気胸について

気胸とは、何らかの原因で肺の一部が破れたために空気が抜けて肺がしぼんだ状態をいいます。
気胸には、原発(特発)性自然気胸・続発性自然気胸・外傷性気胸があります。原発性自然気胸は、20歳代の男性で身長の高い細身の体型の人に多いのが特徴です。続発性自然気胸は、中年の男性で肺がん・肺繊維症・肺結核等の何らかの基礎疾患が原因で起こるものをいいます。
外傷性気胸のほとんどは、交通事故や墜落外傷等による肋骨骨折が原因で起こります。

肺の仕組み

肺は、肺胞という無数の小さな袋が集まって構成されています。吸い込んだ空気(酸素)を気管支の末端である肺胞から毛細血管を通して血液内に取り込み、不要となった二酸化炭素を出す重要な仕事をしています。肺には肺表面を覆う胸膜と胸壁などを覆う胸膜があり、この2つの膜の間には胸膜腔と呼ばれる空間があって、通常は外気圧より低く保たれています。しかし、この部分に何らかの原因で空気が流入すると肺がしぼみ気胸になります。

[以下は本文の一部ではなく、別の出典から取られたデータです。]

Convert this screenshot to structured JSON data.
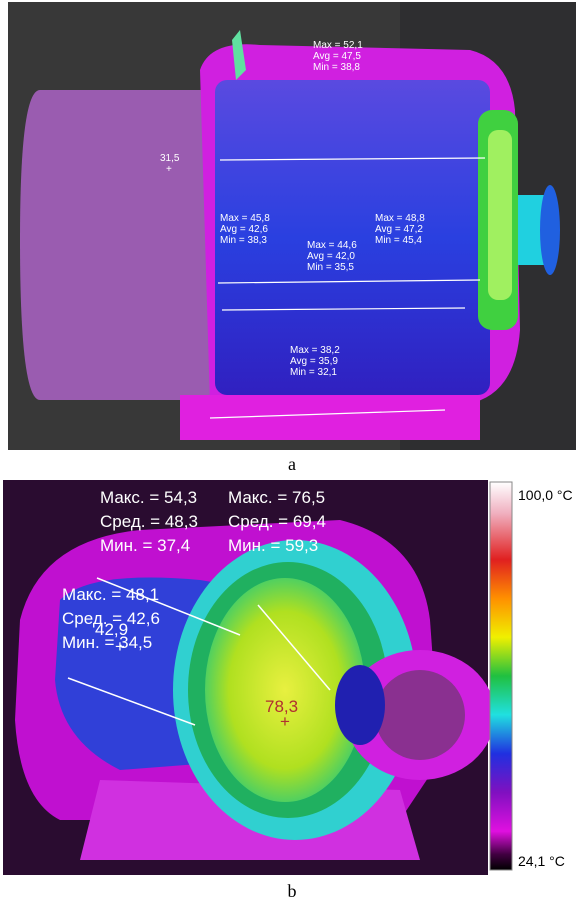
{
  "panel_a": {
    "caption": "a",
    "spot": "31,5",
    "groups": [
      [
        "Max = 52,1",
        "Avg = 47,5",
        "Min = 38,8"
      ],
      [
        "Max = 45,8",
        "Avg = 42,6",
        "Min = 38,3"
      ],
      [
        "Max = 48,8",
        "Avg = 47,2",
        "Min = 45,4"
      ],
      [
        "Max = 44,6",
        "Avg = 42,0",
        "Min = 35,5"
      ],
      [
        "Max = 38,2",
        "Avg = 35,9",
        "Min = 32,1"
      ]
    ]
  },
  "panel_b": {
    "caption": "b",
    "spots": [
      "42,9",
      "78,3"
    ],
    "scale_max": "100,0 °C",
    "scale_min": "24,1 °C",
    "groups": [
      [
        "Макс. = 54,3",
        "Сред. = 48,3",
        "Мин. = 37,4"
      ],
      [
        "Макс. = 76,5",
        "Сред. = 69,4",
        "Мин. = 59,3"
      ],
      [
        "Макс. = 48,1",
        "Сред. = 42,6",
        "Мин. = 34,5"
      ]
    ]
  }
}
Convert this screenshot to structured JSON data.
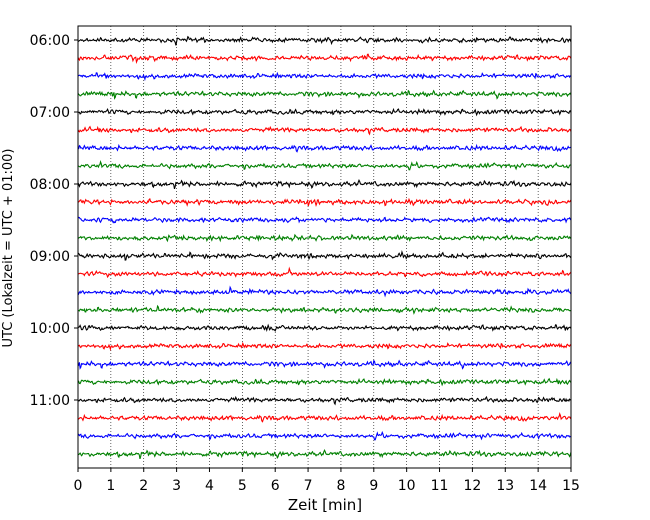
{
  "chart_data": {
    "type": "line",
    "subtype": "helicorder",
    "xlabel": "Zeit  [min]",
    "ylabel": "UTC (Lokalzeit = UTC + 01:00)",
    "x_range": [
      0,
      15
    ],
    "x_ticks": [
      0,
      1,
      2,
      3,
      4,
      5,
      6,
      7,
      8,
      9,
      10,
      11,
      12,
      13,
      14,
      15
    ],
    "y_tick_labels": [
      "06:00",
      "07:00",
      "08:00",
      "09:00",
      "10:00",
      "11:00"
    ],
    "trace_minutes": 15,
    "trace_count": 24,
    "trace_colors": [
      "#000000",
      "#ff0000",
      "#0000ff",
      "#008000"
    ],
    "vertical_grid": "dotted",
    "trace_start_times": [
      "06:00",
      "06:15",
      "06:30",
      "06:45",
      "07:00",
      "07:15",
      "07:30",
      "07:45",
      "08:00",
      "08:15",
      "08:30",
      "08:45",
      "09:00",
      "09:15",
      "09:30",
      "09:45",
      "10:00",
      "10:15",
      "10:30",
      "10:45",
      "11:00",
      "11:15",
      "11:30",
      "11:45"
    ]
  }
}
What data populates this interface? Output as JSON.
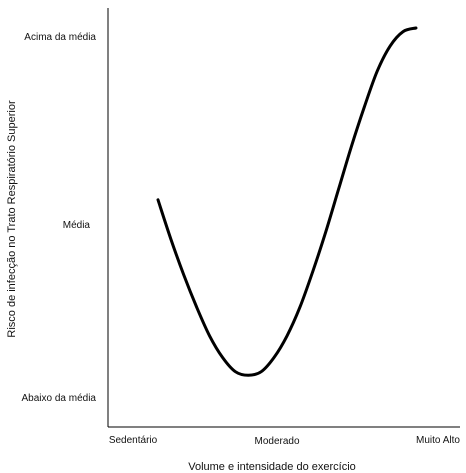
{
  "chart_data": {
    "type": "line",
    "xlabel": "Volume e intensidade do exercício",
    "ylabel": "Risco de infecção no Trato Respiratório Superior",
    "x_ticks": [
      "Sedentário",
      "Moderado",
      "Muito Alto"
    ],
    "y_ticks": [
      "Abaixo da média",
      "Média",
      "Acima da média"
    ],
    "xlim": [
      0,
      1
    ],
    "ylim": [
      0,
      1
    ],
    "grid": false,
    "series": [
      {
        "x": [
          0.0,
          0.05,
          0.1,
          0.15,
          0.2,
          0.25,
          0.3,
          0.35,
          0.4,
          0.45,
          0.5,
          0.55,
          0.6,
          0.65,
          0.7,
          0.75,
          0.8,
          0.85,
          0.9,
          0.95,
          1.0
        ],
        "y": [
          0.52,
          0.41,
          0.31,
          0.22,
          0.14,
          0.08,
          0.04,
          0.03,
          0.04,
          0.08,
          0.14,
          0.22,
          0.32,
          0.43,
          0.55,
          0.67,
          0.78,
          0.88,
          0.95,
          0.99,
          1.0
        ]
      }
    ],
    "line_color": "#000000"
  }
}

今回は、学生の皆さんによく起こる原発性自然気胸について説明します。

原因

自然気胸は、肺の表面近くにあるブラ(肺の小さいのう胞)が破裂して胸腔内に空気が流入することで起こります。
ブラの原因は、はっきりとはわかっていませんが、何らかの理由で、肺胞の入り口付近に炎症が起きて狭くなると、肺胞での空気の排出が不十分となり肺胞どうしの壁が壊れて風船のように膨らみ、最終的には穴が開いてその結果肺がしぼんでしまいます。
成長段階でブラの数は増えますが、長身で細身の人は、身体の発育と胸郭・肺の発育のバランスが上手くいかずブラが多く出来、その結果気胸になりやすいと考えられます。

特徴的な症状

  • 呼吸困難
  • 胸痛
  • 息切れ
  • 肩が痛い

治療方法

軽度の気胸の場合は、安静にして自然に穴がふさがるか様子をみて、ふさがらなければ胸腔ドレナージ術を行います。
胸腔ドレナージ術とは、胸にチューブを入れて空気を抜く方法でほとんどの場合これで症状は改善します。
交通事故による胸部外傷や気胸を放置することで、胸腔に漏れた空気が対側の肺や心臓、血管を圧迫して重症化(緊張性気胸)することがあります。この場合は、血圧低下やショックをきたすため緊急に胸腔ドレナージ術が行われます。また、再発を繰り返す自然気胸や、チューブを入れても改善しない場合は、手術でのう胞の切除が行われます。

定期健康診断を受診しましょう

大学では毎年4月に定期健康診断を行っています。
この健診の胸部レントゲン検査で、毎年数名が自然気胸と診断されて病院を受診しています。
大半の方が気づいていない状態で指摘を受けていますので、自分の健康管理のためにも必ず定期健康診断を受けてください。

最後に

呼吸をしても大きく息が吸えないなど上記の自覚症状がある場合は、自然気胸の可能性もありますので、すぐに病院を受診するか、メディカルサポートセンターで医師に相談しましょう。
このほか自分の健康について何か気になることがあれば、気軽にメディカルサポートセンターを利用してください。